With cash and bonds yielding next to nothing and stocks looking pricey, investors have developed a newfound appreciation for one of the oldest asset classes of all: real estate.
As a case in point, the SPDR Dow Jones International Real Estate ETF (NYSE:RWX)—a good proxy for international REITs and land companies—brought in $304 million in new assets last month. Property is hot.
Today, we’re going to take a look at some of the more promising new international REIT options. But first, let’s tackle a broader question: Why invest in REITs at all?
Property has been a preferred investment vehicle for the world’s wealthy for millennia, and it a particularly popular asset class among today’s high-net-worth investors.
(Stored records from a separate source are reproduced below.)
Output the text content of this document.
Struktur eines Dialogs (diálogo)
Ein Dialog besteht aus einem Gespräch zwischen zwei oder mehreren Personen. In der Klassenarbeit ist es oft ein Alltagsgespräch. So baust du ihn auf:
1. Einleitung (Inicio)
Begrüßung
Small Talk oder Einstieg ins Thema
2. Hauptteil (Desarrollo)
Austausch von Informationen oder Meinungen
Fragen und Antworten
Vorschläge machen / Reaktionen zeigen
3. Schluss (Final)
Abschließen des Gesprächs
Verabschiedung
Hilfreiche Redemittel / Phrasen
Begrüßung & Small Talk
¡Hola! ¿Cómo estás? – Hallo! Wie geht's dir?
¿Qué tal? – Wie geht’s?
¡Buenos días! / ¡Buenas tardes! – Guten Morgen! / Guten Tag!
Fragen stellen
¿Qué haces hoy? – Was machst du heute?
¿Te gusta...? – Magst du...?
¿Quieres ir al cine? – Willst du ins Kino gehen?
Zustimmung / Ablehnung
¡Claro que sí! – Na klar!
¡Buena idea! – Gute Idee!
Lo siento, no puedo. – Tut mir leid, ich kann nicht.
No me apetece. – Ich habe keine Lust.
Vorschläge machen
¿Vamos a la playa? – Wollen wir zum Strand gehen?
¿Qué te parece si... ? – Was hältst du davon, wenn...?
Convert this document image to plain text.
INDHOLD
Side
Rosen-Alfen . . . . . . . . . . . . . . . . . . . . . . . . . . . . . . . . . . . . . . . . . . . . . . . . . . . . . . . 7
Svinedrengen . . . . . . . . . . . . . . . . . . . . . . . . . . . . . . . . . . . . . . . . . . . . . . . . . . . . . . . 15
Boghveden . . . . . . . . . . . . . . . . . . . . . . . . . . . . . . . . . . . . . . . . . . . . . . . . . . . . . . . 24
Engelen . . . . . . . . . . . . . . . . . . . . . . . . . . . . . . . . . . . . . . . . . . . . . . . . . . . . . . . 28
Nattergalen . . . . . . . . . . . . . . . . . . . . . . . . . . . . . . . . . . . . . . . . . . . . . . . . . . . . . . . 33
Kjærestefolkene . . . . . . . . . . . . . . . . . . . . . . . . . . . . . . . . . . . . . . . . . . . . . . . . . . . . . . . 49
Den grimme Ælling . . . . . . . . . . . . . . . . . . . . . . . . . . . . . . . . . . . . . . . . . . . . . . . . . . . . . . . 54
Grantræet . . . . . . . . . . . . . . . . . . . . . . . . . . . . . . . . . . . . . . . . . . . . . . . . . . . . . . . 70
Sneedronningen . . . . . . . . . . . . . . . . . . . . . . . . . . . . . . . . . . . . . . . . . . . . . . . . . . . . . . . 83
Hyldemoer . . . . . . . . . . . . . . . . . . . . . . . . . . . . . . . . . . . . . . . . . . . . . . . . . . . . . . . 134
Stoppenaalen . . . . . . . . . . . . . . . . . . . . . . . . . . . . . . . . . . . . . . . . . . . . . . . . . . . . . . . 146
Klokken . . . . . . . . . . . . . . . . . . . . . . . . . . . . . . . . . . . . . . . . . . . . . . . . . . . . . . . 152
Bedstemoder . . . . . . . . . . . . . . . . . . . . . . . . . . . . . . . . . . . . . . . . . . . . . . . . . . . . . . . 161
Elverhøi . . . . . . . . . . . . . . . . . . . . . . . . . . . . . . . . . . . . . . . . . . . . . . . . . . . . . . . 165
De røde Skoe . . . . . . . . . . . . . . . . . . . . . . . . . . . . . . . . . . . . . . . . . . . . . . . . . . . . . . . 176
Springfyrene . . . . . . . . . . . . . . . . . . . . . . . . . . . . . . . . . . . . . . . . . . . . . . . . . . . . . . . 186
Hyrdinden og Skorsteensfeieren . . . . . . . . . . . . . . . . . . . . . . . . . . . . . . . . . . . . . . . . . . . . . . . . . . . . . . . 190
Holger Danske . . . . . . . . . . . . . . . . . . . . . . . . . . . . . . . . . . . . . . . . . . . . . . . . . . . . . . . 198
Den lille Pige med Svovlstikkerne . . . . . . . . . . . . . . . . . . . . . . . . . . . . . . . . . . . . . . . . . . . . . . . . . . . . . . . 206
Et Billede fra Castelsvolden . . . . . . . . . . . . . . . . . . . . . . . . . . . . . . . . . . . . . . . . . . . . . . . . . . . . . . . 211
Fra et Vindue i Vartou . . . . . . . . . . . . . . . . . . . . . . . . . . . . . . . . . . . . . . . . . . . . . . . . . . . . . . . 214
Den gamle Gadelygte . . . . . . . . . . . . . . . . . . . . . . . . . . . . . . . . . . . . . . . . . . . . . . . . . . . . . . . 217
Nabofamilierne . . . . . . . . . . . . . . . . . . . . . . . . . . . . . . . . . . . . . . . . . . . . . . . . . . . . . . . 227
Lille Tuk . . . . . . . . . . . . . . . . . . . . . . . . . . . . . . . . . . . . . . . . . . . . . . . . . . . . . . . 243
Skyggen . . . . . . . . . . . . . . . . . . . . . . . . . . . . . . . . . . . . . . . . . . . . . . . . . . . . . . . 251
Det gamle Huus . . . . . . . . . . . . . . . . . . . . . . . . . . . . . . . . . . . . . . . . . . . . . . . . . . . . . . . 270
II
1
Structured right, real estate is an income-producing investment with a strong built-in inflation hedge and favorable tax treatment. But realistically, individual investors cannot buy large commercial properties, which can cost tens of millions of dollars or more. REITs allow ordinary investors to get a diversified piece of the asset class.
REITs have been popular for decades. But up until relatively recently international REITs were rare. The unique tax characteristics that make REITs so appealing—such as their ability to avoid the double taxation of dividends—were available only in the United States. That has changed in recent years, with several countries across Europe and Asia adopting the REIT structure. We’ll look at some of the newer entrants today in Spain and Ireland.
Spanish REITs
Let’s start with Spanish REITs, or more precisely Sociedades Anónimas Cotizadas de Inversión en el Mercado Inmobiliario (“SOCIMI”). SOCIMIs avoid corporate income tax if they invest in real property, distribute at least 80% of their total income (including rental income) as dividends, and distribute at least 50% of the capital gains from any property sales as dividends.
Spain was a ripe market for the REIT structure. After an epic property bubble and bust, Spain was awash in high-quality properties that banks and developers were eager to unload and foreign investors were eager to buy. The new Spanish SOCIMIs provided the vehicle to make it possible.
The first Spanish REITs hit the market in March of this year with the initial public offerings of Lar España (MADRID:LRES), (OTC:LAREF) and Hispania (MADRID:HIS), (OTC:HPVBF), and both had their fans among large, institutional investors. Bill Gross’ PIMCO is a major investor in Lar España, and funds run by John Paulson and George Soros invested heavily in Hispania. Moore Capital Management and Cohen & Steers are major investors as well.
Lar’s portfolio is focused primarily on shopping centers, retail parks, and offices, with a smaller concentration (up to 20%) in residential properties. Hispania is far less retail-focused. Instead, its portfolio is concentrated in office properties in Madrid and Barcelona, 4- and 5-star hotels across Spain, and residential properties.
Neither Lar nor Hispania pay a dividend yet, but I expect both to begin paying by early summer of next year.
Since going public at €10.00 per share in March, Lar is down about 8% and Hispania is up about 3%.
Irish REITs
Spain is not, of course, the only European country to have an epic property boom and bust. Tiny Ireland had one of the biggest property bubbles in history, and its collapse brought a sad end to Ireland’s days as a “Celtic tiger.” But after falling for seven years, Irish property prices turned up last year, and Irish commercial properties are enjoying a quiet boom.
Ireland introduced the REIT structure in 2013, and the first two IPOs to hit the Dublin exchange were the Green REIT (Dublin:GRN), (OTC:GREEF) and Hibernia REIT (IR:HBRN), (OTC:HIBRF).
Green REIT invests mostly in Dublin office buildings, while Hibernia invests in a diversified mix of offices, industrial properties, and retail stores primarily in Dublin. Per its most recent filings, Green expects to declare and pay a dividend of 0.92 cent per share, which would work out to a modest yield of 0.7%. Hibernia does not yet pay a dividend, though it is expected to initiate one next year.
Year to date, Hibernia and Green are both flat.
So, are Spanish or Irish REITs a buy?
Yes. If you believe, as I do, that the European Central Bank is about to open the floodgates to almost unlimited amounts of central bank liquidity, then having a position in high-quality properties in two of the hardest-hit markets makes sense.
American REIT investors are accustomed to viewing REITs as income investments, so the fact that these new entrants currently do not pay dividends might raise red flags. Just remember, these REITs are all very new and still building out their portfolios. All are required by law to pay out the vast majority of their profits as dividends; it just so happens that at this early stage, the profits have yet to materialize.
Disclosure: Charles Lewis Sizemore, CFA, is the chief investment officer of the investment firm Sizemore Capital Management.